The angled lateral combustion chambers were spaced every 3.65 m along the bore. The modular weapon could have the lateral chamber sections replaced as they wore out (they would burst after only a few firings).

Hundreds of slave workers began construction in Sep 1943 by sinking an initial tunnel 30 m below the hill's surface into the chalk. French Resistance informed the Allies of the new effort almost immediately. Bombing raids to destroy the site began two months later. However the bunker proved impervious to Allied bombs, even 5400 kg Tallboy penetrator weapons. The weapons were nearing completion when, on 6 July 1944, three Tallboys happened to make it though the gun shaft openings. They penetrated 30 m to the first level of the complex and exploded, killing dozens of workers. Work on the complex stopped at this point.

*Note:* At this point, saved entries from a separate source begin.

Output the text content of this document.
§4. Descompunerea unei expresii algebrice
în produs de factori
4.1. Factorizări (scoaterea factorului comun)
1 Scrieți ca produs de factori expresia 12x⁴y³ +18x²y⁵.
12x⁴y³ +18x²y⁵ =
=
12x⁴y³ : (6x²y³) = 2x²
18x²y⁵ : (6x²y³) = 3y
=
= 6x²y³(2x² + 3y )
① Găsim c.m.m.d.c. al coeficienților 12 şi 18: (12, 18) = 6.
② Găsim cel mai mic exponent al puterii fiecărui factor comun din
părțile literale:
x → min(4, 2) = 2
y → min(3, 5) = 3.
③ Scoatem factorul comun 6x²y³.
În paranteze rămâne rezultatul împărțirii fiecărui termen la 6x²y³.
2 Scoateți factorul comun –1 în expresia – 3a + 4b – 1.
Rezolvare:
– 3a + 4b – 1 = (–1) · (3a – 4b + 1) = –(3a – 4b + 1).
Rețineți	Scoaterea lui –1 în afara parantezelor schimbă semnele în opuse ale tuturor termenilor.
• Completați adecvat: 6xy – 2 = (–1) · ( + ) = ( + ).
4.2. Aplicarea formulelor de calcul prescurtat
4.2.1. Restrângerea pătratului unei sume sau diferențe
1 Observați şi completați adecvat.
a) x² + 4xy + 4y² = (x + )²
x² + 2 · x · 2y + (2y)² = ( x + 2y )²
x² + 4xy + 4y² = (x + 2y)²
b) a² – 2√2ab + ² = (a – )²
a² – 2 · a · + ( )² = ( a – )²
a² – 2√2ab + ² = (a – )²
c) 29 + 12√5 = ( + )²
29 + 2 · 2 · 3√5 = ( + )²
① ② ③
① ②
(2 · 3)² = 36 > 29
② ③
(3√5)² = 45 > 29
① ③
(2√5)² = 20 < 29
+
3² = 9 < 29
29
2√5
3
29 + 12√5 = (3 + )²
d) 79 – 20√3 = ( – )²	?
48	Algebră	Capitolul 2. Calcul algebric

The Allies were unaware of this success and searched for new methods to destroy Mimoyecques and other German bunker sites. Under Project Aphrodite (USAAF) and Operation Anvil (USN) radio-controlled, television-guided B-17 or PB4Y (B-24) bombers crammed with ten metric tons of explosives were to be flown by a crew near to the target. The pilot and co-pilot would then bail out while an accompanying aircraft guided the missile to a precision strike. This approach was abandoned in Aug 1944 after a total lack of success and several crew fatalities (including Joseph P Kennedy, Jr, elder brother of the future president).